Recovery home could come to Jasper

Allen Laman/The Herald
The Heidorn house, which is owned by the city and located on Knust Street near the 15th Street entrance to the Jasper Riverwalk, could be donated to Lifespring Health Systems to be used as a recovery home.

By ALLEN LAMAN
alaman@dcherald.com

JASPER — A women’s recovery home could come to Jasper’s east side.

Clayton Boyles, executive director of the Dubois county Community Foundation, approached the city’s utility service board Monday evening and requested that the Heidorn home property owned by the city be donated to Lifespring Health Systems for that purpose.

After renovations, the regional mental health and primary care service provider would own and operate the facility.
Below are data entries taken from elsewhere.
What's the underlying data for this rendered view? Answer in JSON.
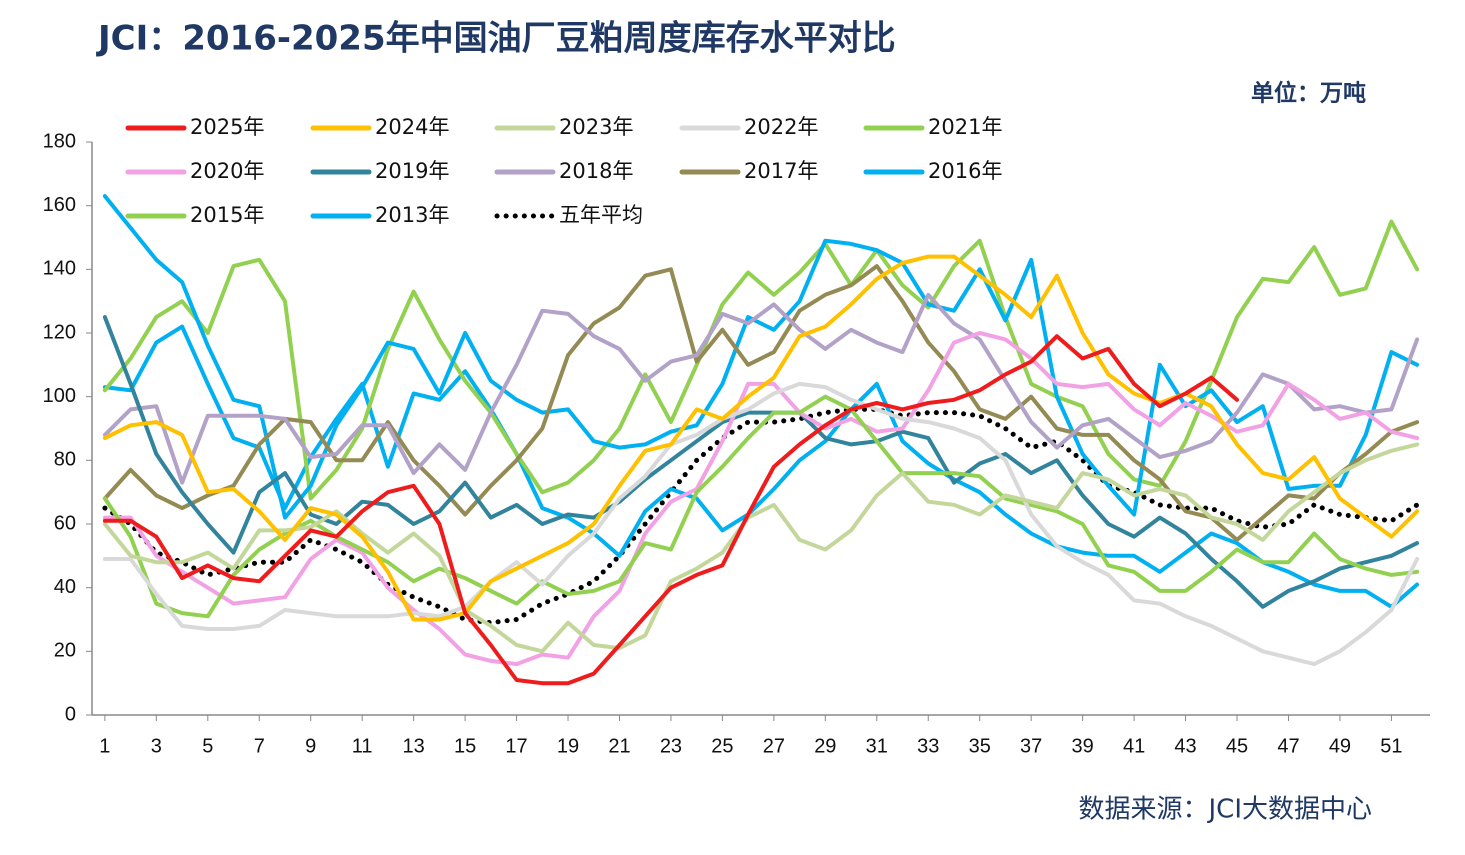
{
  "chart_data": {
    "type": "line",
    "title": "JCI：2016-2025年中国油厂豆粕周度库存水平对比",
    "unit_label": "单位：万吨",
    "source": "数据来源：JCI大数据中心",
    "x": [
      1,
      2,
      3,
      4,
      5,
      6,
      7,
      8,
      9,
      10,
      11,
      12,
      13,
      14,
      15,
      16,
      17,
      18,
      19,
      20,
      21,
      22,
      23,
      24,
      25,
      26,
      27,
      28,
      29,
      30,
      31,
      32,
      33,
      34,
      35,
      36,
      37,
      38,
      39,
      40,
      41,
      42,
      43,
      44,
      45,
      46,
      47,
      48,
      49,
      50,
      51,
      52
    ],
    "xlim": [
      0.5,
      52.5
    ],
    "xticks": [
      1,
      3,
      5,
      7,
      9,
      11,
      13,
      15,
      17,
      19,
      21,
      23,
      25,
      27,
      29,
      31,
      33,
      35,
      37,
      39,
      41,
      43,
      45,
      47,
      49,
      51
    ],
    "ylim": [
      0,
      180
    ],
    "yticks": [
      0,
      20,
      40,
      60,
      80,
      100,
      120,
      140,
      160,
      180
    ],
    "legend": "top-left",
    "series": [
      {
        "name": "2025年",
        "color": "#ee1c1c",
        "values": [
          61,
          61,
          56,
          43,
          47,
          43,
          42,
          50,
          58,
          56,
          64,
          70,
          72,
          60,
          32,
          22,
          11,
          10,
          10,
          13,
          22,
          31,
          40,
          44,
          47,
          63,
          78,
          85,
          91,
          96,
          98,
          96,
          98,
          99,
          102,
          107,
          111,
          119,
          112,
          115,
          104,
          97,
          101,
          106,
          99,
          null,
          null,
          null,
          null,
          null,
          null,
          null
        ]
      },
      {
        "name": "2024年",
        "color": "#ffc000",
        "values": [
          87,
          91,
          92,
          88,
          70,
          71,
          64,
          55,
          65,
          63,
          56,
          45,
          30,
          30,
          32,
          42,
          46,
          50,
          54,
          60,
          72,
          83,
          85,
          96,
          93,
          100,
          106,
          119,
          122,
          129,
          137,
          142,
          144,
          144,
          138,
          132,
          125,
          138,
          120,
          107,
          101,
          98,
          101,
          97,
          85,
          76,
          74,
          81,
          68,
          62,
          56,
          64
        ]
      },
      {
        "name": "2023年",
        "color": "#c4d79b",
        "values": [
          60,
          50,
          48,
          48,
          51,
          46,
          58,
          58,
          59,
          64,
          57,
          51,
          57,
          50,
          33,
          28,
          22,
          20,
          29,
          22,
          21,
          25,
          42,
          46,
          51,
          62,
          66,
          55,
          52,
          58,
          69,
          76,
          67,
          66,
          63,
          69,
          67,
          65,
          76,
          74,
          69,
          71,
          69,
          62,
          60,
          55,
          64,
          70,
          76,
          80,
          83,
          85
        ]
      },
      {
        "name": "2022年",
        "color": "#d9d9d9",
        "values": [
          49,
          49,
          38,
          28,
          27,
          27,
          28,
          33,
          32,
          31,
          31,
          31,
          32,
          31,
          34,
          42,
          48,
          41,
          50,
          57,
          68,
          75,
          85,
          88,
          93,
          96,
          101,
          104,
          103,
          99,
          96,
          93,
          92,
          90,
          87,
          80,
          63,
          53,
          48,
          44,
          36,
          35,
          31,
          28,
          24,
          20,
          18,
          16,
          20,
          26,
          33,
          49
        ]
      },
      {
        "name": "2021年",
        "color": "#92d050",
        "values": [
          68,
          56,
          35,
          32,
          31,
          44,
          52,
          57,
          61,
          56,
          52,
          48,
          42,
          46,
          43,
          39,
          35,
          42,
          38,
          39,
          42,
          54,
          52,
          70,
          78,
          87,
          95,
          95,
          100,
          96,
          86,
          76,
          76,
          76,
          75,
          68,
          66,
          64,
          60,
          47,
          45,
          39,
          39,
          45,
          52,
          48,
          48,
          57,
          49,
          46,
          44,
          45
        ]
      },
      {
        "name": "2020年",
        "color": "#f2a2e4",
        "values": [
          62,
          62,
          50,
          45,
          40,
          35,
          36,
          37,
          49,
          55,
          51,
          40,
          33,
          27,
          19,
          17,
          16,
          19,
          18,
          31,
          39,
          57,
          67,
          71,
          86,
          104,
          104,
          95,
          90,
          93,
          89,
          90,
          102,
          117,
          120,
          118,
          112,
          104,
          103,
          104,
          96,
          91,
          98,
          94,
          89,
          91,
          104,
          99,
          93,
          95,
          89,
          87
        ]
      },
      {
        "name": "2019年",
        "color": "#31849b",
        "values": [
          125,
          104,
          82,
          70,
          60,
          51,
          70,
          76,
          63,
          60,
          67,
          66,
          60,
          64,
          73,
          62,
          66,
          60,
          63,
          62,
          67,
          74,
          80,
          86,
          92,
          95,
          95,
          95,
          87,
          85,
          86,
          89,
          87,
          73,
          79,
          82,
          76,
          80,
          69,
          60,
          56,
          62,
          57,
          49,
          42,
          34,
          39,
          42,
          46,
          48,
          50,
          54
        ]
      },
      {
        "name": "2018年",
        "color": "#b3a2c7",
        "values": [
          88,
          96,
          97,
          73,
          94,
          94,
          94,
          93,
          81,
          82,
          91,
          91,
          76,
          85,
          77,
          95,
          110,
          127,
          126,
          119,
          115,
          105,
          111,
          113,
          126,
          123,
          129,
          121,
          115,
          121,
          117,
          114,
          132,
          123,
          118,
          105,
          92,
          84,
          91,
          93,
          87,
          81,
          83,
          86,
          95,
          107,
          104,
          96,
          97,
          95,
          96,
          118
        ]
      },
      {
        "name": "2017年",
        "color": "#948a54",
        "values": [
          68,
          77,
          69,
          65,
          69,
          72,
          85,
          93,
          92,
          80,
          80,
          92,
          80,
          72,
          63,
          72,
          80,
          90,
          113,
          123,
          128,
          138,
          140,
          111,
          121,
          110,
          114,
          127,
          132,
          135,
          141,
          130,
          117,
          108,
          96,
          93,
          100,
          90,
          88,
          88,
          80,
          74,
          64,
          62,
          55,
          62,
          69,
          68,
          76,
          82,
          89,
          92
        ]
      },
      {
        "name": "2016年",
        "color": "#00b0f0",
        "values": [
          163,
          153,
          143,
          136,
          116,
          99,
          97,
          62,
          72,
          91,
          103,
          117,
          115,
          101,
          120,
          105,
          99,
          95,
          96,
          86,
          84,
          85,
          89,
          91,
          104,
          125,
          121,
          130,
          149,
          148,
          146,
          142,
          129,
          127,
          140,
          124,
          143,
          100,
          82,
          72,
          63,
          110,
          97,
          102,
          92,
          97,
          71,
          72,
          72,
          88,
          114,
          110
        ]
      },
      {
        "name": "2015年",
        "color": "#92d050",
        "values": [
          102,
          112,
          125,
          130,
          120,
          141,
          143,
          130,
          68,
          77,
          90,
          115,
          133,
          118,
          105,
          95,
          82,
          70,
          73,
          80,
          90,
          107,
          92,
          110,
          129,
          139,
          132,
          139,
          148,
          135,
          146,
          135,
          128,
          141,
          149,
          125,
          104,
          100,
          97,
          82,
          74,
          72,
          86,
          105,
          125,
          137,
          136,
          147,
          132,
          134,
          155,
          140
        ]
      },
      {
        "name": "2013年",
        "color": "#00b0f0",
        "values": [
          103,
          102,
          117,
          122,
          104,
          87,
          84,
          65,
          81,
          93,
          104,
          78,
          101,
          99,
          108,
          96,
          82,
          65,
          62,
          57,
          50,
          64,
          71,
          68,
          58,
          63,
          71,
          80,
          86,
          96,
          104,
          86,
          79,
          74,
          70,
          63,
          57,
          53,
          51,
          50,
          50,
          45,
          51,
          57,
          54,
          48,
          45,
          41,
          39,
          39,
          34,
          41
        ]
      },
      {
        "name": "五年平均",
        "color": "#000000",
        "style": "dotted",
        "values": [
          65,
          60,
          51,
          48,
          44,
          46,
          48,
          48,
          55,
          52,
          48,
          41,
          37,
          34,
          30,
          29,
          30,
          35,
          38,
          42,
          50,
          60,
          70,
          80,
          87,
          92,
          92,
          93,
          95,
          96,
          96,
          94,
          95,
          95,
          94,
          90,
          84,
          86,
          80,
          72,
          70,
          66,
          65,
          65,
          61,
          59,
          60,
          66,
          63,
          62,
          61,
          66
        ]
      }
    ]
  }
}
“Our vision is for Dubois County to become a community with resources to holistically rehabilitate people and provide treatment and support to those in need of behavioral health services,” Boyles said. “We want this property to be a part of this vision.”

The utility service board sent a recommendation to the Jasper Common Council on Monday suggesting that the building be donated to Lifespring. If the space ultimately does change hands, the new home could begin operating in 2021.

Boyles explained that the community foundation has spent the past two years “really trying to better understand our community’s needs and more effectively address these often complex challenges.” Conversations and analysis showed that Dubois County is under-resourced in the area of substance abuse treatment — leading to a “significant impact on the many lives in our community,” Boyles said.

The local community foundation has submitted a grant proposal to Lilly Endowment Inc. that is designed to “help significantly improve access to services that address mental health and substance abuse disorders in Dubois County and our surrounding region,” Boyles said. The group will know by the end of the year if it will receive that funding.

That application includes the building of two recovery homes that would each house between 10 and 15 residents — one building for men and another for women. (The request includes $250,000 in funds for each of those sites). Boyles defined a recovery home as a sober, safe and healthy living environment that promotes recovery from alcohol and other substance use.

Even if those grant dollars don’t come in, however, the foundation — and its long list of local collaborators — would still push forward with the renovation project at the Heidorn house, which is located on Knust Street near the 15th Street entrance to the Jasper Riverwalk.

“Our proposal to Lilly Endowment is not something just built by the community foundation team and board,” Boyles said in a follow-up interview. “It’s something that our key collaborators have spoken into and feel that we have built a very robust, very solid plan. And it will not be wasted if we do not get this grant.”

He continued: “We have built a pathway, and we’re going to figure out a way by bringing and raising support from local people who care to see Dubois County continue to be a great place to be. And one of those ways is to address this glaring issue that’s been kind of unaddressed for quite some time.”

The utility service board’s recommendation will come before the Jasper Common Council tonight at the group’s monthly meeting, which is set to begin at 5:30 p.m., at city hall, 610 Main St.

“We need to do something with that property,” said Jasper Mayor Dean Vonderheide, who attended Monday’s meeting. “It’s been sitting idle a long time. And it’s time to put it to use. And this is about as good a use as I can think of.”